Just broke a right side spring on my 2005 25RSS. On the interstate, blinding rain. Good samaritan helped put block of wood and I crept to trailer repair shop. ARGI (Raleigh) has some in stock but not sure if any would fit. Does anyone know what size (length/width) will fit. I know they have to be 1500#.


----------



## TwoElkhounds (Mar 11, 2007)

I do not know the size, but it should not matter as I would recommend you upgrade and replace all four springs. The stock springs are marginal, at best. Replace all four with a five spring leaf spring with a higher rating, any small differences in size will either not matter (since you are replacing all of them) or can be compensated for within the suspension hardware. If you replace just one, you may find yourself in the same position again later.

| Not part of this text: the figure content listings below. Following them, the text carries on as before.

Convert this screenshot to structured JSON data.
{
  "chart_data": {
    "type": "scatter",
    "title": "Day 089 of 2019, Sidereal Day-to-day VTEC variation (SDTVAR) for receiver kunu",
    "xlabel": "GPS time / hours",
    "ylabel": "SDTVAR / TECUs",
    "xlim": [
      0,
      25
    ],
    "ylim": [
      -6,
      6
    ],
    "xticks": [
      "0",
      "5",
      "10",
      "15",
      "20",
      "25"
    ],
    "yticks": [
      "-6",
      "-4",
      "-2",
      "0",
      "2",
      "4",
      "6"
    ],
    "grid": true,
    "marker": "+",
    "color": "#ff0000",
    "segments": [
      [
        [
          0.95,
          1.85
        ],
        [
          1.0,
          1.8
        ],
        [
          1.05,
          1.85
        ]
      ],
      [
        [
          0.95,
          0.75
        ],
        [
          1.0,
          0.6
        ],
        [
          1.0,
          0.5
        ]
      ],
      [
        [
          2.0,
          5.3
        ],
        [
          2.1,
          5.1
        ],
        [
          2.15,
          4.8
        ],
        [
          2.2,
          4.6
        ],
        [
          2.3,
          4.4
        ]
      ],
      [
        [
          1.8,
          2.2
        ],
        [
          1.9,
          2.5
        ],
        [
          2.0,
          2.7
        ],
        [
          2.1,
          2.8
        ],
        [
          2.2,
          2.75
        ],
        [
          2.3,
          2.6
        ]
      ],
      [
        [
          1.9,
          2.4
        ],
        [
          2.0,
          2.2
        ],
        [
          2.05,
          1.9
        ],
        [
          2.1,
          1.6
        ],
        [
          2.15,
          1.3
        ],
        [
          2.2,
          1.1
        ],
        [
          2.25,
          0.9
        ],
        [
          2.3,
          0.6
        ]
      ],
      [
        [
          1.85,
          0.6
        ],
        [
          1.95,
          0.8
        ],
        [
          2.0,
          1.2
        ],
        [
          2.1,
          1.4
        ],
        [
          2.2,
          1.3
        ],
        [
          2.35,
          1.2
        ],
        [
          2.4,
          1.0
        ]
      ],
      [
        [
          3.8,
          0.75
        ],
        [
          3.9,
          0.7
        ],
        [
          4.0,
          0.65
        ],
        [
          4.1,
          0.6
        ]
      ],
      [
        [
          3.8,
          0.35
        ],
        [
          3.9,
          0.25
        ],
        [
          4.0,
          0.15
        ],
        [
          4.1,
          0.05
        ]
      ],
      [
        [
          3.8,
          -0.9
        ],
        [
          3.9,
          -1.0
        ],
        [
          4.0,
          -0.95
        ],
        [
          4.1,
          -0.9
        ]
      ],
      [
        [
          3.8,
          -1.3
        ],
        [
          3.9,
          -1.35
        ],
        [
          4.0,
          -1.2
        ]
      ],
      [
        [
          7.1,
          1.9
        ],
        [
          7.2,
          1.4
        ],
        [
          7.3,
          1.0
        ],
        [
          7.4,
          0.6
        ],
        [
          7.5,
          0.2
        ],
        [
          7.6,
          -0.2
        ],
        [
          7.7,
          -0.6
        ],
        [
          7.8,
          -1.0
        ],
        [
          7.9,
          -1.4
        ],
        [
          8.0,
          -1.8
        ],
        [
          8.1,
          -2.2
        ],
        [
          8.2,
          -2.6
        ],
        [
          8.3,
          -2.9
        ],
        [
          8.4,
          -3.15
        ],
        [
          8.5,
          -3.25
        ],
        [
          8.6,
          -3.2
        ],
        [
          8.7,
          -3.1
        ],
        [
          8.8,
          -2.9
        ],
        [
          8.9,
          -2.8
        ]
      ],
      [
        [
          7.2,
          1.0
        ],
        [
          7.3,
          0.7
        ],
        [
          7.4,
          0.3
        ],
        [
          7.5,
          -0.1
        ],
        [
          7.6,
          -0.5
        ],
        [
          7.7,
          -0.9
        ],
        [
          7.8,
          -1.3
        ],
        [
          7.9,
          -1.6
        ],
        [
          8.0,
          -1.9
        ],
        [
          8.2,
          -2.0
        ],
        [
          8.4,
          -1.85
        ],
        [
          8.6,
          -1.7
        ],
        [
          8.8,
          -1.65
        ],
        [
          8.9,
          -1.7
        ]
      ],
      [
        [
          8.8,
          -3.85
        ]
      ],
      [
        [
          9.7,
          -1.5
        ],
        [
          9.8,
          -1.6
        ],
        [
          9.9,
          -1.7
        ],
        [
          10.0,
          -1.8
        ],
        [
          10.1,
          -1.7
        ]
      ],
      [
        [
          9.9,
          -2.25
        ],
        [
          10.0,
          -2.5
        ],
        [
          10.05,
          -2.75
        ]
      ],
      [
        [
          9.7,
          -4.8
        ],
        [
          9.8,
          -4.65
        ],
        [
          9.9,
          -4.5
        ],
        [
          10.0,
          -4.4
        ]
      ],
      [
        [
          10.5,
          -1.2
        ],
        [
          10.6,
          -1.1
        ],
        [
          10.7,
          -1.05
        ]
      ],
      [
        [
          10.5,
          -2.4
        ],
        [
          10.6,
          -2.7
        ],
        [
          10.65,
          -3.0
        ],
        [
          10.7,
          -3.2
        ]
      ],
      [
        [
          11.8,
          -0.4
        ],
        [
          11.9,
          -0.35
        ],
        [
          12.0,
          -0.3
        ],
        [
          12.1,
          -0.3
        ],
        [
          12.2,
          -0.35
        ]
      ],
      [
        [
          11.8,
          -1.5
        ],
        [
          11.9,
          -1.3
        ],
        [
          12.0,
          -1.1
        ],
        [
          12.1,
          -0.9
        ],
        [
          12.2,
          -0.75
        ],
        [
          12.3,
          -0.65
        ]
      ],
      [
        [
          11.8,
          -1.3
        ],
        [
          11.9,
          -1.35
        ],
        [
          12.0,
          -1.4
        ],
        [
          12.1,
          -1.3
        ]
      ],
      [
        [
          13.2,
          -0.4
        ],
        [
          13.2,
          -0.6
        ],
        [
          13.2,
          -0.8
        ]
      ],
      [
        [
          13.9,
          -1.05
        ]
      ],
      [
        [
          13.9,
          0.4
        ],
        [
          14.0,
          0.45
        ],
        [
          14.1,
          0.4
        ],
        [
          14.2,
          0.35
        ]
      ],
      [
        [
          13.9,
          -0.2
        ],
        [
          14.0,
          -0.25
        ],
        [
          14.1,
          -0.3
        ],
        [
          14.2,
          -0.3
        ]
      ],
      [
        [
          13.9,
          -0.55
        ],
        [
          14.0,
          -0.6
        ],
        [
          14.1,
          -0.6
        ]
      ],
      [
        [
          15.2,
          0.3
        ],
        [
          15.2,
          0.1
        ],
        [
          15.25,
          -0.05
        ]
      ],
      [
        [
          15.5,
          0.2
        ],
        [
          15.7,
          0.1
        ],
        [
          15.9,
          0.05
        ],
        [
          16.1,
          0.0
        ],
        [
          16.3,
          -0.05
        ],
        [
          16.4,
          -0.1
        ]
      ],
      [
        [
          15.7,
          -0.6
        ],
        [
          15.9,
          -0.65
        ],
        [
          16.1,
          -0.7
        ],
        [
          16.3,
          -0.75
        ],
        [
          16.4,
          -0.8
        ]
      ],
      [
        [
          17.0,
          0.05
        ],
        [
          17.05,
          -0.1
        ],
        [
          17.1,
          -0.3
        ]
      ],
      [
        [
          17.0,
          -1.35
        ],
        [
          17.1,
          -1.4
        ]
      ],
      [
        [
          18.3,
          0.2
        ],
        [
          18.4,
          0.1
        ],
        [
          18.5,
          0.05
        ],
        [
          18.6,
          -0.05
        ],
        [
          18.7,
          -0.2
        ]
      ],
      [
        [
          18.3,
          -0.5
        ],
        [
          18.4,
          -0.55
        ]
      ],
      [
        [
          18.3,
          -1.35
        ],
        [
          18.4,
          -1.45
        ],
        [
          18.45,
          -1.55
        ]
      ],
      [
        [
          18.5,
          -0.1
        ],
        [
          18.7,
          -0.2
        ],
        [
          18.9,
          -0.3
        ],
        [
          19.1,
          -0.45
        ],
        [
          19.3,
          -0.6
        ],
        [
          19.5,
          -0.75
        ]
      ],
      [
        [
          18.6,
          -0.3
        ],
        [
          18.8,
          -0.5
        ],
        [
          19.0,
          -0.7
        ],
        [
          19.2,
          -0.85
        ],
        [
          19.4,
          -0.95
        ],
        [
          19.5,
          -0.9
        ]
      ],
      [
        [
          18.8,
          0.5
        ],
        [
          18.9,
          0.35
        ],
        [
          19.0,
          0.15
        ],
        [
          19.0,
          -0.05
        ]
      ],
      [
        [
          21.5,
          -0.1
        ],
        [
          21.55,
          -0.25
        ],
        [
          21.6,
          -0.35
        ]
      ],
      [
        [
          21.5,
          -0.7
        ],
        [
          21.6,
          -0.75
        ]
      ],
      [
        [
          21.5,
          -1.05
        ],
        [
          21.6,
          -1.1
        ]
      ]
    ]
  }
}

I had a spring break on the road last year in Canada, this is exactly what I did. I upgraded all four of my leaf springs to prevent this from happening again. It was in the shop and the springs are relatively cheap. I think all four springs will cost you about $100 for parts. Then there is the labor, which will probably be in the range of $250. But then it is done and the worry is gone.

Upgrade and replace all four springs with higher rated versions, you will not regret it.

DAN


----------



## TXJax (Dec 24, 2017)

If one should upgrade their leaf springs, what would the upgrade be? From where?

We do not have any good repair folks in our small town.


----------